Investigar para não punir

Napoleão Nunes, Gilmar Mendes e Tarcisio Vieira ministros do TSE (Foto: O Globo)

Temos um governo desacreditado que sucedeu a outro desacreditado. Temos um Congresso desacreditado como o anterior era, como o anterior do anterior também, e como o próximo será.
Faltava um tribunal superior de Justiça desacreditado, uma vez que as instâncias inferiores já não merecem muita fé. Não falta mais. É o que teremos a partir deste fim de semana.
Em dezembro de 2014, o PSDB entrou com quatro ações no Tribunal Superior Eleitoral (TSE) pedindo a impugnação da chapa Dilma-Temer reeleita para governar por mais quatro anos.
As ações eram apenas “para encher o saco” da presidente e do seu vice, segundo admitiu o senador afastado Aécio Neves (PSDB-MG). A chapa era acusada de abusar do poder político e econômico.
Se tivesse dependido do primeiro relator do pedido, as ações teriam sido arquivadas. Mas o ministro Gilmar Mendes, presidente do tribunal, não deixou que isso acontecesse. Defendeu uma investigação rigorosa.
Foi o que fez o novo relator, ministro Herman Benjamim. Com a queda de Dilma, foi Temer que passou a correr o risco de perder o mandato caso o TSE concluísse que houvera fraude nas eleições de 2014.

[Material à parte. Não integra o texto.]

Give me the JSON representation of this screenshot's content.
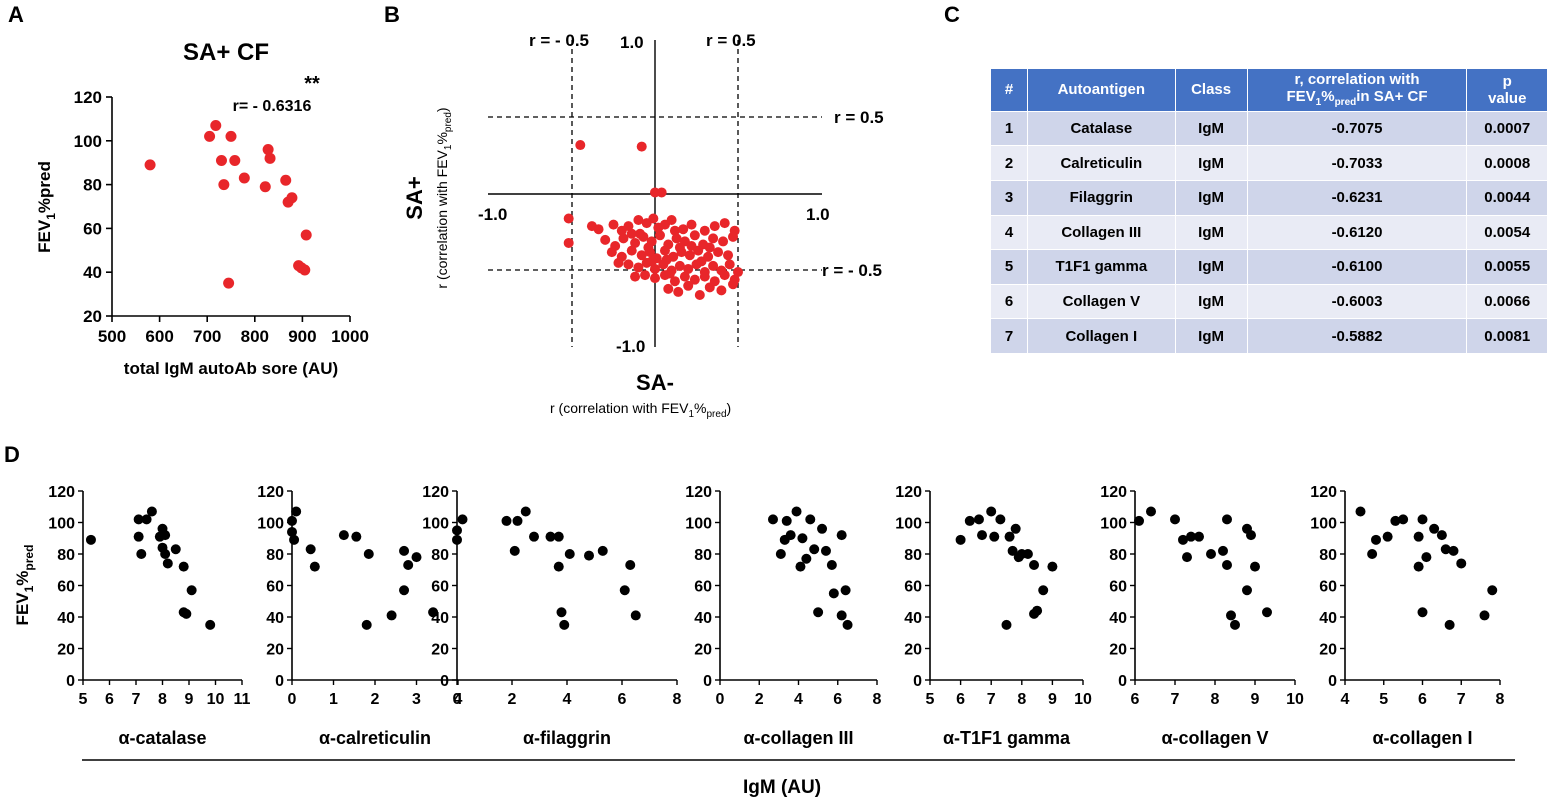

Um ministro amigo do governo pediu vista do processo quando ele estava pronto para ser votado. Com isso, dois dos sete ministros do TSE acabaram sendo substituídos por ministros mais confiáveis.
Então no país da jabuticaba, tida como uma fruta nativa, o que jamais foi, inventou-se a investigação para não punir ninguém. A investigação pelo simples prazer de investigar. A investigação por pura curiosidade.
As principais provas de que houve abuso de poder político e econômico serão desprezadas na hora que os ministros votarem. E quatro dos sete ministros garantirão assim a permanência de Temer no cargo.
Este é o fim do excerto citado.